The main shopping street in Stuttgart is the Königstraße, which starts at the main railway station, and most shops are open until 8pm but close on Sundays. The currency is euros and all prices on German price tags include tax. For visitors from outside the EU, a Value Added Tax (VAT) form can be bought for €3 each which entitles shoppers to 19% off the listed price. It is worth noting that public restrooms are usually not free to enter and will cost you around €0.50.

Parks and Gardens:

There are many beautiful parks and gardens that surround the city centre in a U-shape; hence they are referred to by the locals as “das Grüne U” (the green “U”). These meticulously landscaped areas form a long and beautiful path around the city, starting at the Neues Schloss (New Palace) and ending in Killesberg Park.  A leisurely walk along this path takes around 3 hours, however with so many restaurants and cafes along the way, not to mention the stunning architecture of the Killesberg Tower, it is worth making a day of it.

Culture & Entertainment:

Stuttgart is proud of its skilled ballet company who perform to a very high standard, so a visit to the Ballet Company of the State Theatre is recommended, although you will need to reserve tickets in advance.
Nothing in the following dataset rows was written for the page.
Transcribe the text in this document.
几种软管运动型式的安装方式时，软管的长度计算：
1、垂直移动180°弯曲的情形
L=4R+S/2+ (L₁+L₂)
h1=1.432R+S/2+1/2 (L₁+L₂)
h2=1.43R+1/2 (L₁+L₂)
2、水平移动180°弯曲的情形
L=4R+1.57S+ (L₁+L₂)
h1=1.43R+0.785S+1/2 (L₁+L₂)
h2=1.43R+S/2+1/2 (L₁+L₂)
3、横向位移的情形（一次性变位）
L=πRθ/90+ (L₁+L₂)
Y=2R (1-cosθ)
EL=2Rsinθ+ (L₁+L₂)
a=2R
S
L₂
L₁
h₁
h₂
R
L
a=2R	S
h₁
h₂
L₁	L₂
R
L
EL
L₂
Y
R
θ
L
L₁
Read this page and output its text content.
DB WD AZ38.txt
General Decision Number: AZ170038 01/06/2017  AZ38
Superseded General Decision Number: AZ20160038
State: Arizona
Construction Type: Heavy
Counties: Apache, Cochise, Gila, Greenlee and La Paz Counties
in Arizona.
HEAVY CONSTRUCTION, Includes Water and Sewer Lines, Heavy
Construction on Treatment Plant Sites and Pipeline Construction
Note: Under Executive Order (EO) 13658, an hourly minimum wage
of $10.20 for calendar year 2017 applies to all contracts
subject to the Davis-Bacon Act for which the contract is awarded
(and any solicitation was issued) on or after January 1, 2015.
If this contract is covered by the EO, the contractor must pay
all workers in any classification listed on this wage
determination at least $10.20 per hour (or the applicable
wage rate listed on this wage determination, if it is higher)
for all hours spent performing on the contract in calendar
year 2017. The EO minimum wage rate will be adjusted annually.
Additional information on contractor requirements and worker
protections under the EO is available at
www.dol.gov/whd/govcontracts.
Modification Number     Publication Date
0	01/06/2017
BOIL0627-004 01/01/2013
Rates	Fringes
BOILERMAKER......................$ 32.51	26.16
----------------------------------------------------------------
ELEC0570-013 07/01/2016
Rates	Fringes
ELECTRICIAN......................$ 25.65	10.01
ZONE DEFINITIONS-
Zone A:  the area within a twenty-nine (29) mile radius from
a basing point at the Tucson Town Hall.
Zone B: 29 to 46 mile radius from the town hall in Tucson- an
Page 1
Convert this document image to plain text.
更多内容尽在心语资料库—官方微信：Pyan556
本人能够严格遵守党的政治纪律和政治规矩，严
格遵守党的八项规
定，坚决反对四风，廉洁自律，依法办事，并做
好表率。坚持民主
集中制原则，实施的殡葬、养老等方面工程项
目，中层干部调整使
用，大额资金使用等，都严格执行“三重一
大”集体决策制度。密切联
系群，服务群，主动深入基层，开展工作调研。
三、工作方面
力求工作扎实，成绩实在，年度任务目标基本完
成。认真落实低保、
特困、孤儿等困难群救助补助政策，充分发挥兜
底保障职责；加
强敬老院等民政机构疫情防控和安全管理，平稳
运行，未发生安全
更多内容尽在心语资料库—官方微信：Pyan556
Stuttgart hosts many events including the world’s second largest fun fair, Volksfest, late September-early October. This fun fair is free to enter making it very popular with families during the day. Also a trip to Germany in December would not be complete without visiting a Christmas market, and Weihnachtsmarkt in Stuttgart has hundreds of stalls selling traditional German food and trinkets, ideal for unique gifts.

Stuttgart as a holiday destination, or even just as a stop off for those visiting Germany, it is sure not to disappoint.